Scoperti nuovi batteri in una zona dell’Antartide considerata sterile
I ricercatori della Fondazione Edmund Mach (F.E.M.), insieme all’Università della Tuscia, al Joint Gerome Institute e all’Università della California, hanno identificato, in Antartide, ben 269 nuove specie di batteri. La notizia risulta ancor più sorprendente sapendo che l’area di rinvenimento era, fino a non molto tempo fa, sterile. Lo studio effettuato è stato pubblicato sulla rivista “Microbiome” raccontando ai lettori tutto il processo di studio, di analisi e di raccolta dati sia per poter scoprire la nascita e il passato di questi batteri, sia il loro futuro.
Metodo di raccolta dati
Dallo studio emerge che l’area studiata corrisponde alla regione “Victoria Land” del continente Antartico. Essa è situata nella zona occidentale tra il “mare di Ross” e la “barriera di Ross”, ed è compresa tra l’Altopiano Antartico e la costa. La regione è esposta a temperature estremamente basse e forti venti.

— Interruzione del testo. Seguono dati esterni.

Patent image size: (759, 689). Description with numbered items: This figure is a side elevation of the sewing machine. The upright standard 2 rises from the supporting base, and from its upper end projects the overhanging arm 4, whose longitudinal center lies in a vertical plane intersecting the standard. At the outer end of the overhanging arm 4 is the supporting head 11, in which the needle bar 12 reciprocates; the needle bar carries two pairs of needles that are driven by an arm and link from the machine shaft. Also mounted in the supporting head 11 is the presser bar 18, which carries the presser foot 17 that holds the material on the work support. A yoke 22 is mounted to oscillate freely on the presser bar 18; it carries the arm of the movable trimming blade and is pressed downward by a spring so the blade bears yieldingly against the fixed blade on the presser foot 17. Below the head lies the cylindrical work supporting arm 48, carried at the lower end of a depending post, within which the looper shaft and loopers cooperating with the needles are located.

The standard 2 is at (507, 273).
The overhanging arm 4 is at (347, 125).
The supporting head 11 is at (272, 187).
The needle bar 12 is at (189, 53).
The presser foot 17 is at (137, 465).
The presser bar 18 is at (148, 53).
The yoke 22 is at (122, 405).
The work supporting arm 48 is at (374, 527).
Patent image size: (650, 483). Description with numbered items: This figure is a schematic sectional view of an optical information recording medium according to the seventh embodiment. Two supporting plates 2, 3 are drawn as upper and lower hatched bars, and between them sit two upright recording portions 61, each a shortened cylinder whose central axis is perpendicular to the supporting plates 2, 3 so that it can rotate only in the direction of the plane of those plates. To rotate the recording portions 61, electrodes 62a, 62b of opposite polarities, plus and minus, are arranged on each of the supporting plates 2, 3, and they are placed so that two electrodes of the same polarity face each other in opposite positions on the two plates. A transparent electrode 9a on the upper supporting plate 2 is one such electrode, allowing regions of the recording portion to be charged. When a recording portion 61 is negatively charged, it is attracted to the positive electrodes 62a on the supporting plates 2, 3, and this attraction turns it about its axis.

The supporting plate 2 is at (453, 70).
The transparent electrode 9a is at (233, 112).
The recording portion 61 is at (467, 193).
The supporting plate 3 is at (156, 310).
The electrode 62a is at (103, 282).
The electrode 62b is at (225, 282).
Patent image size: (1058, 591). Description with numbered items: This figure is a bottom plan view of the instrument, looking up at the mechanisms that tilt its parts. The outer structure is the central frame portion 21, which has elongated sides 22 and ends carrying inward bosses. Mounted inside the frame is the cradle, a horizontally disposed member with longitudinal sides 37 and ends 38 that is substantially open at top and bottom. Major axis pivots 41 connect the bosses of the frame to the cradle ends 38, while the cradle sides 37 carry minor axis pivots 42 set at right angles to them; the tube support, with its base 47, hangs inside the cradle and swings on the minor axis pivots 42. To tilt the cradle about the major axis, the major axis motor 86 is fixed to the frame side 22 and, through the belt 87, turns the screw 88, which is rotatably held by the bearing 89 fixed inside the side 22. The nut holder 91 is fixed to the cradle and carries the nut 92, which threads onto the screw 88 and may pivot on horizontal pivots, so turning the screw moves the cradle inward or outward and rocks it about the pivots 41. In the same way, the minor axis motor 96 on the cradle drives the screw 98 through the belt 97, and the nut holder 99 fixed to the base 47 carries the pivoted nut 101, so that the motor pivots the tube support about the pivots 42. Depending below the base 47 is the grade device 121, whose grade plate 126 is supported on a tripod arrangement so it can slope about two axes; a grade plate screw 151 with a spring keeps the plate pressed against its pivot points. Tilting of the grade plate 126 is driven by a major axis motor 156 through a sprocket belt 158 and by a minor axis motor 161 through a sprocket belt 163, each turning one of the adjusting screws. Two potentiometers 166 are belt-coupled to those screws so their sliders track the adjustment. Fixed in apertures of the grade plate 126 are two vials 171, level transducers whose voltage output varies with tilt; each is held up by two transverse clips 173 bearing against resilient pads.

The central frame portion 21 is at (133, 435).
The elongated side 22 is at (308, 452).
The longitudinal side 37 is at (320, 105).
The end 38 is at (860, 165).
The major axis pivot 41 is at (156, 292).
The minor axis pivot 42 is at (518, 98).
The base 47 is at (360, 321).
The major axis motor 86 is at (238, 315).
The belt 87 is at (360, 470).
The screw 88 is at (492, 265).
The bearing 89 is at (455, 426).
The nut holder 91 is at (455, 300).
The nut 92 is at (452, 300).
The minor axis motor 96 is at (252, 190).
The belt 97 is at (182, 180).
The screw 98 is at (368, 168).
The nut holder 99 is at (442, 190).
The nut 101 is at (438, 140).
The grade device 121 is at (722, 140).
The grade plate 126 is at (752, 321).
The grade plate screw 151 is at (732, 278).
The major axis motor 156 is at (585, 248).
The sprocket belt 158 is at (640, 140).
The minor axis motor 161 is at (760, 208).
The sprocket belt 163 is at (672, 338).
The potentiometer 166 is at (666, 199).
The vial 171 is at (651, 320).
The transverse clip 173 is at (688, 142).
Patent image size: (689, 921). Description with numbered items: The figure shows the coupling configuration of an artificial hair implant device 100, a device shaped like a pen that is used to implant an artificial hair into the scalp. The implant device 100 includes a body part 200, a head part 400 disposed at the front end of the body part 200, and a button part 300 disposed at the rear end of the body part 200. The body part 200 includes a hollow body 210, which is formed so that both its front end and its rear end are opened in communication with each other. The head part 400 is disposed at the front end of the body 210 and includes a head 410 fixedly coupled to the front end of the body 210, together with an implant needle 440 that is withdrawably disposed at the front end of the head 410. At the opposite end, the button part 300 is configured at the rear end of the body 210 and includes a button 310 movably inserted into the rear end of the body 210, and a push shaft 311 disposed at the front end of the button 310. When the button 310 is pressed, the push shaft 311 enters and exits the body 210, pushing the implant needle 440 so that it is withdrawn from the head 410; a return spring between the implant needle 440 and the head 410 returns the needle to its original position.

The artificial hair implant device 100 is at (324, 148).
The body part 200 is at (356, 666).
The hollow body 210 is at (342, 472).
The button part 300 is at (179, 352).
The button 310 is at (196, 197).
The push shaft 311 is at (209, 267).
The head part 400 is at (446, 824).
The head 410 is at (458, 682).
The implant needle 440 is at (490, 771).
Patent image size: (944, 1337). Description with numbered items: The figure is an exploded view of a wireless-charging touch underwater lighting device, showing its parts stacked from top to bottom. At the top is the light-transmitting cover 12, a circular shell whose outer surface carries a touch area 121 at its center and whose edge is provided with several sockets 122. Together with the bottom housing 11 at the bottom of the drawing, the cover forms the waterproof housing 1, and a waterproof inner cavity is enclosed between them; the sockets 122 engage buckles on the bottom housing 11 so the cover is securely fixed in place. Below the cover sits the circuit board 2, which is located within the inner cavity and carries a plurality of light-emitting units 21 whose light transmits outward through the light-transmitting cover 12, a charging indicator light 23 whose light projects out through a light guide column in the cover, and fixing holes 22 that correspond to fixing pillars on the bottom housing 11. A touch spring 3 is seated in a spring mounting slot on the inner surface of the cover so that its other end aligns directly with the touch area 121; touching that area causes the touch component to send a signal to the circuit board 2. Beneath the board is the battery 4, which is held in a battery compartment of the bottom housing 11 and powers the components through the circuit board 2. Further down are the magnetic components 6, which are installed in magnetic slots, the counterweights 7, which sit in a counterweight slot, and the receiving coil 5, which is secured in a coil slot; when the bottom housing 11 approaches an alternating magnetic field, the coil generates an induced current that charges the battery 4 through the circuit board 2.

I frammenti di rocce sono stati raccolti in diversi momenti e condizioni climatiche, prelevati con scalpelli sterili per poi essere posizionate in sacchi di plastica sterile ad una temperatura di -20°C. In questo modo le rocce non subivano compromissioni con batteri estranei e lo studio non veniva corrotto.
In seguito è avvenuta l’estrazione del Dna per poter separare i vari batteri e poterli studiare. È stato in questo momento, tramite lo studio e le analisi statistiche, che le varie scoperte sono state fatte trovando, quindi, la presenza delle 269 nuove specie di batteri.
Nuovi batteri trovati in Antartide: risultati sbalorditivi
Lo studio ha prodotto, come già detto in precedenza, la scoperta di 269 nuovi batteri non appartenenti a specie già esistenti ma, comunque, sono stati raggruppati in classi o phylum. È risultato, quindi, che la maggior parte appartenessero alla classe degli Actinobacteria, seguiti dai Chloroflexi e dai Proteobacteria ma andiamo con ordine e spieghiamo queste classi.
Gli Actinobacteria, conosciuti anche come Attinomiceti, sono un raggruppamento di batteri Gram positivi, ovvero quei batteri che a seguito della colorazione di Gram (un esame di laboratorio che mette in evidenzia le proprietà fondamentali della parete cellulare dei microrganismi) presentano una colorazione blu o viola e, quindi, la presenza di amminozuccheri quali l’acido N-acetulmuramico e N-acetilglucosamina con le relative catene di amminoacidi.
Da quello che sappiamo, gli Actinobacteria sono batteri presenti in molte parti del globo, spaziando addirittura con territori dalle temperature più calde come nei deserti e solo ulteriori studi riusciranno a capire come essi siano riusciti a sopravvivere e proliferare alla temperatura Antartica.
I Chloroflexi e i Proteobacteria invece sono Gram negativi, i primi, appartenenti alla classe dei batteri fotosintetici, non producono ossigeno come si potrebbe immaginare ma scindono elettroni. I secondi, invece vengono chiamati così per via della loro abilità nel cambiare forma a causa delle diversità. Prendono il nome dal dio greco Proteo. Essendo entrambi, come precedentemente detto, Gram negativi, composti da lipopolisaccaridi, una endotossina batterica.
Dallo studio, i gruppi di ricerca, sono riusciti a risalire anche alla nascita dei batteri, durante il periodo delle glaciazioni Tonian, situate prima delle glaciazioni Cryogeniane, quando l’Antartide era ancora parte del supercontinente Rodinia. Queste notizie allontanano l’ipotesi che i batteri si siano evoluti per via del surriscaldamento globale e dello scioglimento dei ghiacciai.
Una scoperta che apre le porte a nuovi studi
Ulteriori studi sulle nuove specie di batteri potranno permetterci di scoprire i meccanismi necessari a scoprire come i vari ecosistemi sul nostro pianeta reagiranno al cambiamento climatico, in particolare quelli presenti ai Poli. Inoltre potremo anche capire come le diverse specie si modificano e prolificano nella nostra attuale era: quella della desertificazione. Inoltre bisogna tenere sotto osservazione quali batteri, con lo scioglimento dei ghiacci, possono risultare nocivi per la vita umana ed evitare possibili nuove pandemie.